StartseiteAktuellesNachrichtenErste Reformen in der Ukraine beginnen im Hochschulbereich

Erste Reformen in der Ukraine beginnen im Hochschulbereich

Am 1. Juli 2014 verabschiedete das ukrainische Parlament ein neues Gesetz „Über die Hochschulbildung“.Bildungsminister Prof. Kwit sieht die Verabschiedung des Gesetzes als einen der wichtigsten Schwerpunkte der Bildungsreform in der Ukraine. Vorrangiges Ziel des Gesetzes ist für ihn die Stärkung der Autonomie der Hochschulen und ihrer internationalen Wettbewerbsfähigkeit.

Die Verabschiedung des Gesetzes fällt zeitlich mit der Unterzeichnung des EU-Assoziierungsabkommens zusammen, mit dem die Ukraine sich u.a. für die Annäherung der ukrainischen Universitäten an die europäische Hochschulbildungslandschaft verpflichtet hat. Das Hochschulgesetz etabliert zum ersten Mal die wichtigsten Begriffe des Bologna-Prozesses, dem die Ukraine 2005 beigetreten ist. Damit unterstreicht die Ukraine, dass sie die Umsetzung des EU-Assoziierungsabkommens im Bereich der Bildung aktiv begonnen hat.

Das neue Gesetz ist das Ergebnis einer fünfjährigen intensiven Vorbereitung. Seit 2010 versuchte die frühere Regierung vergeblich, ihr Monopolrecht auf Verwaltung im Bereich der Bildung und Forschung durchzusetzen. Aufgrund studentischer Initiativen wurde Anfang 2012 unter der Leitung des Rektors der Nationalen Technischen Universität „Kiewer Polytechnisches Institut“ Prof. Zgurovskiy eine gemeinsame Arbeitsgruppe für die Entwicklung des Gesetzentwurfes gegründet, in der Vertreter aus über 30 Bildungsorganisationen und auch Studierende mitwirkten. Aufgrund des umfassenden Ansatzes des von der Arbeitsgruppe vorgelegten Entwurfs gilt das neue Gesetz als eine grundlegende Systemreform.

Gegenüber dem alten Gesetz beziehen sich die wichtigsten Änderungen auf:

  1. Schaffung eines separaten, unabhängigen und kollegialen Organs, „Nationale Agentur für die Sicherung der Qualität der Hochschulbildung“. Seit der Erlangung der Unabhängigkeit ist die Anzahl der Hochschulen in der Ukraine gestiegen, was jedoch nicht mit einer Steigerung des Bildungsniveaus einherging. Die neue Agentur soll alle Studiengänge auf der Grundlage von Mindeststandards akkreditieren und somit ein zentrales Qualitätssicherungsorgan werden. Die Ergebnisse der Qualitätsprüfung werden veröffentlicht.

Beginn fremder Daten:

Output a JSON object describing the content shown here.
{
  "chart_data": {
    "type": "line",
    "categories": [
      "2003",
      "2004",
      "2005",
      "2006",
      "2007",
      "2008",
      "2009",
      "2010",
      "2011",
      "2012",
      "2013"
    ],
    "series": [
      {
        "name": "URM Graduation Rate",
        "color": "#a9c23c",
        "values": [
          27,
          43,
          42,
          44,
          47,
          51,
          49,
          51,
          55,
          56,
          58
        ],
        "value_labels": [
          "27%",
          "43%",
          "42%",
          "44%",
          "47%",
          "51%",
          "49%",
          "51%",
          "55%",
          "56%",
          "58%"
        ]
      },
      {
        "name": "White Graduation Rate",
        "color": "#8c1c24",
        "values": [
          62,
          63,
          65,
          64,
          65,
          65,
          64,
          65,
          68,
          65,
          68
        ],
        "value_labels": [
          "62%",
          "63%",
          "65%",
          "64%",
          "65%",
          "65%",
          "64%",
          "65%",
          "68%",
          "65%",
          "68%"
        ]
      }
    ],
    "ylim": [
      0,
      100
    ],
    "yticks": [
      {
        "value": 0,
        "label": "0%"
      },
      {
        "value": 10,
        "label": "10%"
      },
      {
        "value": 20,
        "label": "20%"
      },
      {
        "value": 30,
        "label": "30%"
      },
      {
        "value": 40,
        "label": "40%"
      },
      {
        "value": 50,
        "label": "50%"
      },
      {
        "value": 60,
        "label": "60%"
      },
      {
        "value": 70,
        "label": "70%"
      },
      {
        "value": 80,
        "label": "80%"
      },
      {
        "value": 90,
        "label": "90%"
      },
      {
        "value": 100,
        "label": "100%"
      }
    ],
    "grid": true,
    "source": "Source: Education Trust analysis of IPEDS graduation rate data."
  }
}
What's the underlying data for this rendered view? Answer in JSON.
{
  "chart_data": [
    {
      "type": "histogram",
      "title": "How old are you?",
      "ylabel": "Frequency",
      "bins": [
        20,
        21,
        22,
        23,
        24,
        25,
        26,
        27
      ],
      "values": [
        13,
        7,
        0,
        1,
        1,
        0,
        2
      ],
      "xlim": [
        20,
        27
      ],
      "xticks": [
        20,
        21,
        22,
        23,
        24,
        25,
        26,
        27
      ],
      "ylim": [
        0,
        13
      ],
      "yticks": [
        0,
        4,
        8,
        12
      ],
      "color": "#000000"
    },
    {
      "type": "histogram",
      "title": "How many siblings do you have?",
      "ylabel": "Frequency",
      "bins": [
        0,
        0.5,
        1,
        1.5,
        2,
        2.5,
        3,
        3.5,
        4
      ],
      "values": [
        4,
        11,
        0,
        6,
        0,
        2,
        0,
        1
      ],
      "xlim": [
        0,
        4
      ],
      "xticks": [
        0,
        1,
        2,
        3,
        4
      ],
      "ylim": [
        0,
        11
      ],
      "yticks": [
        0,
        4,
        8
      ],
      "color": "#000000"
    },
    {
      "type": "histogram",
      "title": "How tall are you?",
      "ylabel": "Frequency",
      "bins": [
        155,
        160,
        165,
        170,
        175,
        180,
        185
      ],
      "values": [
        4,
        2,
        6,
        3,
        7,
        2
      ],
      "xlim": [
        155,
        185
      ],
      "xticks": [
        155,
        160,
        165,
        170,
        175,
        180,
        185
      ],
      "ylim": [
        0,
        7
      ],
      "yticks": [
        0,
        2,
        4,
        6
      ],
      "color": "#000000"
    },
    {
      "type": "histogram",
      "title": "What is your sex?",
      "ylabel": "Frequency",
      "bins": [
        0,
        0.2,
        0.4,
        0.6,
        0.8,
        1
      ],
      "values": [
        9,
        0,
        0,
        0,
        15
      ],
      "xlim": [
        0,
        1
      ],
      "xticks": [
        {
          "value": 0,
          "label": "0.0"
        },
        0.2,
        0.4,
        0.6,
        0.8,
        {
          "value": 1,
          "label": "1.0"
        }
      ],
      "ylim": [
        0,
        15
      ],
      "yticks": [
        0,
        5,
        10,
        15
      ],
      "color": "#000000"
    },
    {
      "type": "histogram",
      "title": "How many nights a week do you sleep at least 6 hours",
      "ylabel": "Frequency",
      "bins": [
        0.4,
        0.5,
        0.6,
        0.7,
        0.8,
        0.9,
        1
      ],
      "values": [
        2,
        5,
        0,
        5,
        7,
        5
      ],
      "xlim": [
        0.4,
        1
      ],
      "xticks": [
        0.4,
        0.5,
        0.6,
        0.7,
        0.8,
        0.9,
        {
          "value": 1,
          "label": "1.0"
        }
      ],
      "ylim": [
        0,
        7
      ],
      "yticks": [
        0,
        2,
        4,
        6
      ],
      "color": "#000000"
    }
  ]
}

In der Agentur werden die Hochschulen, Arbeitgeber, Studierende und Mitglieder der Nationalen Akademie der Wissenschaften vertreten sein. 
  2. Einführung einer umfassenden Autonomie der Hochschulen mit Selbständigkeit, Unabhängigkeit und Verantwortung bei Entscheidungen zur Entwicklung der akademischen Angelegenheiten in Lehre und Forschung, der internen Verwaltung, der wirtschaftlichen und anderen Tätigkeiten sowie der Auswahl des Personals.
  3. Verfahren für die Rektorenwahl und Beschränkung der Amtszeiten. Wahlberechtigt ist das gesamte Lehrpersonal, und anteilig sonstige Mitarbeiter sowie Studierende. Die Amtszeit der Rektoren wird auf fünf Jahre mit einer einmaligen Wiederwahl beschränkt. Eine entsprechende Regelung gilt auch für die Wahl von Dekanen und Lehrstuhlleitern. Das Abberufungsverfahren von Rektoren wird vereinfacht.
  4. Übertragung des Rechts auf Verleihung der wissenschaftlichen Grade in die Verantwortung der Hochschulen. Die Nationale Agentur akkreditiert lediglich sogenannte „Spezialräte“ in den Hochschulen (in Deutschland äquivalent zum Promotionsausschuss) und untersucht etwaige Einsprüche gegen deren Entscheidungen. Darüber hinaus sieht das Gesetz erstmalig Maßnahmen zur Sicherung guter wissenschaftlicher Praxis vor, z.B. eine obligatorische Veröffentlichung von Doktorarbeiten im Internet. Der bisherige Grad des "kandidat nauk" wird durch den Grad "doktor filozifii" ersetzt.
  5. Förderung der Mobilität von Studierenden und Lehrkräften. Seit Jahren wurde die Möglichkeit der freien Konkurrenz mit ausländischen Wissenschaftlern und Lehrkräften durch das Nostrifikationsverfahren (Anerkennung der ausländischen Bildungsnachweise und Abschlüsse) verhindert. In dem neuen Gesetz erhalten die wissenschaftlichen Räte der Hochschulen das Recht auf die endgültige und selbständige Anerkennung von ausländischen Bildungsnachweisen und Abschlüssen. Damit erhalten die Hochschulen unter anderem auch die Möglichkeit, eigenständig Gastprofessuren für ausländische Wissenschaftler einzurichten bzw. ausländische Wissenschaftler einzustellen.
  6. Kompatibilität der Studienstruktur mit der Studienstruktur im Europäischen Hochschulraum, durch verbindliche Einführung der drei Abschlüsse Bachelor, Master und Promotion.
  7. Senkung des Lehrdeputats für die Lehrkräfte von 900 auf 600 Stunden im Jahr. Für wissenschaftliche Mitarbeiter bedeutet diese Minderung der Lehrbelastung mehr Zeit für eigene Forschungsaktivitäten. Für die Studierenden wird der Workload für einen Kreditpunkt von 36 auf 30 Stunden gesenkt und somit ebenfalls an die europäischen Standards angeglichen.
  8. Etablierung einer „unabhängigen externen Evaluierung“ der Schulabsolventen, um gleiches Zugangsrecht zum Hochschulstudium zu gewährleisten bzw. die Korruption in diesem Bereich einzudämmen. Zudem sollen ab 2016 ein elektronisches Verfahren für Studienbewerber und eine automatische Vergabe von staatlichen Studienstipendien eingeführt werden.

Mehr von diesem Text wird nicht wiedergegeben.